Bekering vanuit Ierland
Door de Grote Volksverhuizing (± 500) was het Christendom in West-Europa in de verdrukking geraakt. In Ierland gebeurde dit echter niet. Daar waren in de 7e eeuw belangrijke kloosters ontstaan. Van hieruit stak de monnik Willibrord in 690 met elf metgezellen de zee over om op het vasteland van Europa het christelijk geloof te gaan verkondigen. Waarschijnlijk zetten zij voet aan wal in het gebied waar nu de Oude Rijn bij Katwijk in zee uitmondt. De Frankische machthebber Pepijn II gaf Willibrord toestemming om in deze streken zijn missiewerk uit te voeren. In 695 werd hij de eerste bisschop van Utrecht; hij bleef zijn missiewerk in deze omgeving doen tot ongeveer 730. Daarna trok hij zich terug in het klooster Echternach dat door hem in Luxemburg was gesticht. Hij stierf daar in 739.

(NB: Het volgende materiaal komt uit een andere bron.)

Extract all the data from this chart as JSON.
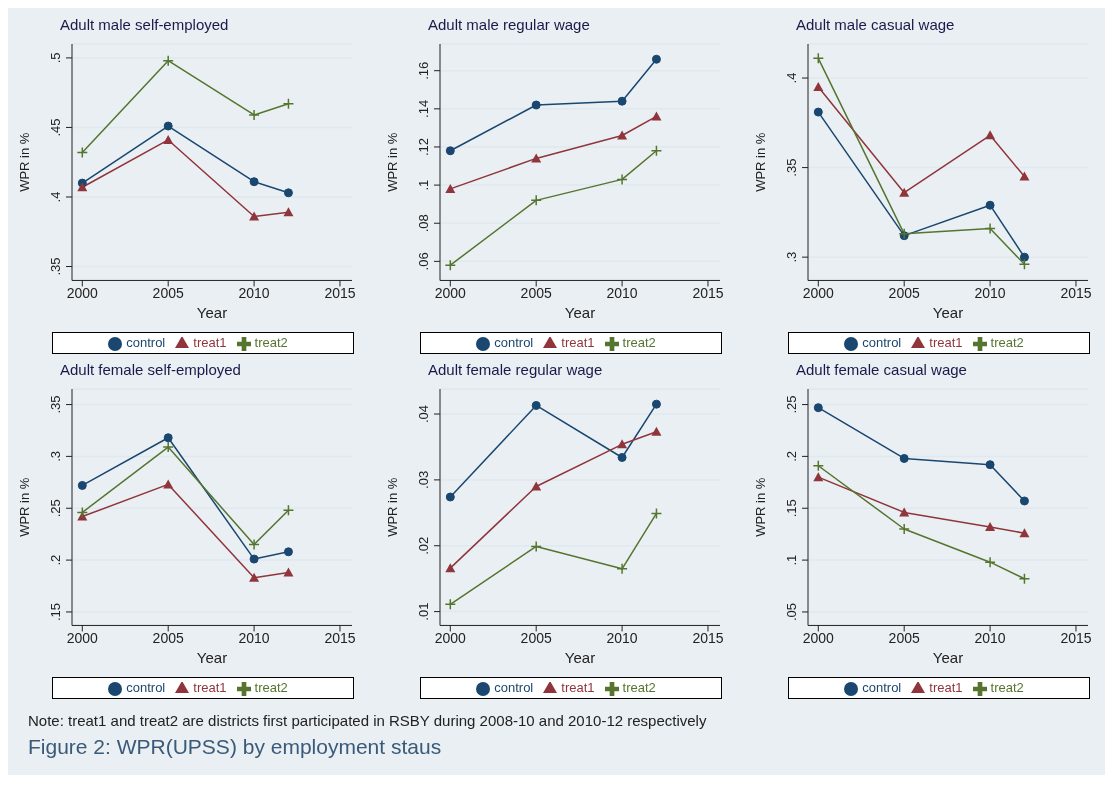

De Willibrordkerk in Oegstgeest
Volgens een legende zou Willibrord in het huidige Oegstgeest een kerkje komen inwijden dat gelovigen op zijn verzoek bouwden. Dat kwam er echter niet van omdat hij overleed voor het af was. Het kerkje zou volgens de legende al kort na 740 op de plek hebben gestaan waar nu het Groene Kerkje of de Willibrordkerk staat. Zeker is dat er in de 9e eeuw op deze plek een kerkje stond. In een akte uit 1063 van het klooster van Echternach werd de kerk van Kerkwerve (Oegstgeest) als 'moederkerk' aangemerkt, dat wil zeggen als een kerk van waaruit weer andere kerken werden gesticht.
Kloosters in Zuid-Holland
In vergelijking met de rest van Europa ontstonden er laat kloosters in Zuid-Holland. Het eerste was de Abdij van Rijnsburg. Dit nonnenklooster werd in 1133 gesticht door gravin Petronella van Holland, de weduwe van Floris II. Op het platteland zou het aantal kloosters klein blijven, maar in de steden kwamen er geleidelijk aan meer. Zo stond in Dordrecht vanaf ongeveer 1245 een Franciscanenklooster. Door de groei van de steden in de 13e eeuw groeide daar de behoefte aan zielzorg en prediking. Hierin voorzagen onder meer de Franciscanen. Zij leefden en werkten in armoede te midden van de veelal arme stadsbevolking en verwierven daardoor veel respect.
Naast reguliere kloosterorden kwamen er in de 15e eeuw ook steeds meer lekenorden. De populaire begijnhoven waren bijvoorbeeld in bijna elke Zuid-Hollandse stad te vinden.
Landsheer Filips de Goede, hertog van Bourgondië en graaf van Holland (1433-1482), was van mening dat sommige kloosters wel erg machtig werden. Vanaf 1462 was het daarom verboden zonder zijn toestemming nieuwe kloosters te bouwen.